Active Galactic Nuclei

Galactic nuclei are the domicile of the enigmatic super-massive black holes. Observations constrain their masses to millions
to billions of solar masses, measured by their gravitational pull. These very interesting objects cause a number of
interesting phenomena, which our group is interested in. Black holes are believed to be seeded at much smaller masses
in galaxies in the early universe. They grow on Cosmological timescales, in recurrent active phases, where strong gas
accretion takes place. The gas spirals into the hole in an accretion disk which releases the lost potential energy of
the gas as broadband light emission. Active galactic nuclei easily outshine their host galaxies. We study the Cosmological
evolution of Active Galactic Nuclei statistically by semi-analytic Cosmological modelling (see picture on the left hand side).

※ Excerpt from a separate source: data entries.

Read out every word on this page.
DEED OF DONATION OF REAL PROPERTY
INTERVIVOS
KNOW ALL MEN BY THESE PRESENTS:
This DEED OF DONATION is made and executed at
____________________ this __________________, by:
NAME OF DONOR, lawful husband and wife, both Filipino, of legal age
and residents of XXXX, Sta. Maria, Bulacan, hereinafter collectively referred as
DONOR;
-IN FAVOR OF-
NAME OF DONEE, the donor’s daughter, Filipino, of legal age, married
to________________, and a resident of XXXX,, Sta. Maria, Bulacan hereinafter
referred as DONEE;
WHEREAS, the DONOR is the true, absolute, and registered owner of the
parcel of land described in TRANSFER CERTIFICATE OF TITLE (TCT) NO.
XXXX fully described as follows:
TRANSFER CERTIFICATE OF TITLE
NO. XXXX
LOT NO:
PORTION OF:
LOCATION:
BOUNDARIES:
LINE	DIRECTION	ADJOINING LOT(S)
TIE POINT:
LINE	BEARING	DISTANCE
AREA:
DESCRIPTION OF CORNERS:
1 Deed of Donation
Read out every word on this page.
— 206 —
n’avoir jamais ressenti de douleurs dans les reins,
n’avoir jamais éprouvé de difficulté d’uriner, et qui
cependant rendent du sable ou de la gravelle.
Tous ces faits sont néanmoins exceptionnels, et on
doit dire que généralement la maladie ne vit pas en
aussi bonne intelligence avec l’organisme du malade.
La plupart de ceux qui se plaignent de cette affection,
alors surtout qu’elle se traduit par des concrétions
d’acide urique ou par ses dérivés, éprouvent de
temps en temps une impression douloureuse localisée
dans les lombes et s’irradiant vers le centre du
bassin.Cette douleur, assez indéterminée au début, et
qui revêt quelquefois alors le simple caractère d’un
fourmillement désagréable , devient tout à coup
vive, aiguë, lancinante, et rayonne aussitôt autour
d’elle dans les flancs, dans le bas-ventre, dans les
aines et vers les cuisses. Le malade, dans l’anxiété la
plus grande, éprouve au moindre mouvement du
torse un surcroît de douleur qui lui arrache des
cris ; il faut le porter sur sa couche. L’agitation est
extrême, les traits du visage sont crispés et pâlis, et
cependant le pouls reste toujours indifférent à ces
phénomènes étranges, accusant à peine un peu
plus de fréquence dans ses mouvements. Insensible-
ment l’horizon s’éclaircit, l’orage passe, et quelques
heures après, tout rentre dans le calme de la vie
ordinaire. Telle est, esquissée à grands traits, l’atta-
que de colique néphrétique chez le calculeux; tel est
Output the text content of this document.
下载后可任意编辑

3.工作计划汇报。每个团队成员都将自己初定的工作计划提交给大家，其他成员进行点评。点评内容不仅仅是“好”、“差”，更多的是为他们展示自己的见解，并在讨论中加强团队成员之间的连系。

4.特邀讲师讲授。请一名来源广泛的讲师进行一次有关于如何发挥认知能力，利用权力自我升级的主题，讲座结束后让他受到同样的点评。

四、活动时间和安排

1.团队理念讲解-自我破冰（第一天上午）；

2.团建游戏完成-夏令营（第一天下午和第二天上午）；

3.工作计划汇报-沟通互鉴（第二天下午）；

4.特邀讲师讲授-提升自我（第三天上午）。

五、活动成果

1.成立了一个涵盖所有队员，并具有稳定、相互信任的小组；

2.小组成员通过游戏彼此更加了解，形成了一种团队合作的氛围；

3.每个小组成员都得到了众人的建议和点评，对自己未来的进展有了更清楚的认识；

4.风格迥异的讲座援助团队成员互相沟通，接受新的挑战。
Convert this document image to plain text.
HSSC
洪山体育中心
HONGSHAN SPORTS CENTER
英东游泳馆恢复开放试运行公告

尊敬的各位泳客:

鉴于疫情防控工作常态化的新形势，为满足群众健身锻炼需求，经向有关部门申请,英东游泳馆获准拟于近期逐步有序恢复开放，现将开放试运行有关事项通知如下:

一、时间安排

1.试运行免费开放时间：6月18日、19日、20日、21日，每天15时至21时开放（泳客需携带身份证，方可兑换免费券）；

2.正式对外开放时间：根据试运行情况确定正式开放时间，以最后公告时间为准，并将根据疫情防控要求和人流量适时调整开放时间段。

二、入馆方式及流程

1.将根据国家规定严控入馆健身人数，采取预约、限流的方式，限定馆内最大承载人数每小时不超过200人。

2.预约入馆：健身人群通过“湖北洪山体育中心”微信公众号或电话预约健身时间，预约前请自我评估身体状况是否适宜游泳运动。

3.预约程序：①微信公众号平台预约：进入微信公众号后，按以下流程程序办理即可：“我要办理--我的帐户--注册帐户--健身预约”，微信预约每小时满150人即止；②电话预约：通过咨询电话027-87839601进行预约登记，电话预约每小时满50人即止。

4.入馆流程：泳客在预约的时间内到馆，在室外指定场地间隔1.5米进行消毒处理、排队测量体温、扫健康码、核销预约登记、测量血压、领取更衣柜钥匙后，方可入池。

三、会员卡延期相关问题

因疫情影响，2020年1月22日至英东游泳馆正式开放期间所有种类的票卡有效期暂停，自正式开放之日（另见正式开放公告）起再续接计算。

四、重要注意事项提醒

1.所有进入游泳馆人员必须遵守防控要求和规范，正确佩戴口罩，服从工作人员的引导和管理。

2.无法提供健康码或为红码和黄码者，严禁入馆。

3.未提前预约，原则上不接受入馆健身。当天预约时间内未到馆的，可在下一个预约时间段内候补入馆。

This may, for example help
to constrain the process that is responsible for the remarkable in-activity of the most massive galactic nuclei in the
recent Cosmological past.

Our black hole feeding simulations together with current observations by the Very Large
Telescope have found substantial evidence that nearby black holes are fed from the stellar ejecta of their also recently
formed nuclear star clusters. The picture on the right hand side shows the formation of a parsec scale disk, predicted by these simulations,
which is indeed found in several systems by observations with the Very Large Telescope Interferometer.
The active black holes, triggered
in this way, emit intense radiation. Some cloudy and dusty systems (Broad Line Region and Torus) of dense gas remain close
to the black hole in spite of the very strong outward radiation pressure. We investigate by grid and particle based
simulations, how the radiation pressure acts on the parsec-scale environment.
One issue is that the effect might
influence measurements of the black hole mass, another is that it might help to make the torus geometrically thick.
The lower left movie shows the orbit of a Broad Line Region cloud which is heavily supported by anisotropic radiation pressure.
The anisotropy causes exchange of orbital energy with the radiation field, which makes the orbits periodically shrink
and expand. The second observable besides the mass is the spin of a black hole. It could be responsible for the
production of bipolar jets. Such jets may interact with the host galaxy e.g. via heating of its gaseous halo. The
movies on the lower right hand side show different morphologies of the resulting radio sources due to the
interaction with their environment (FR II - upper movie, FR I lower movie).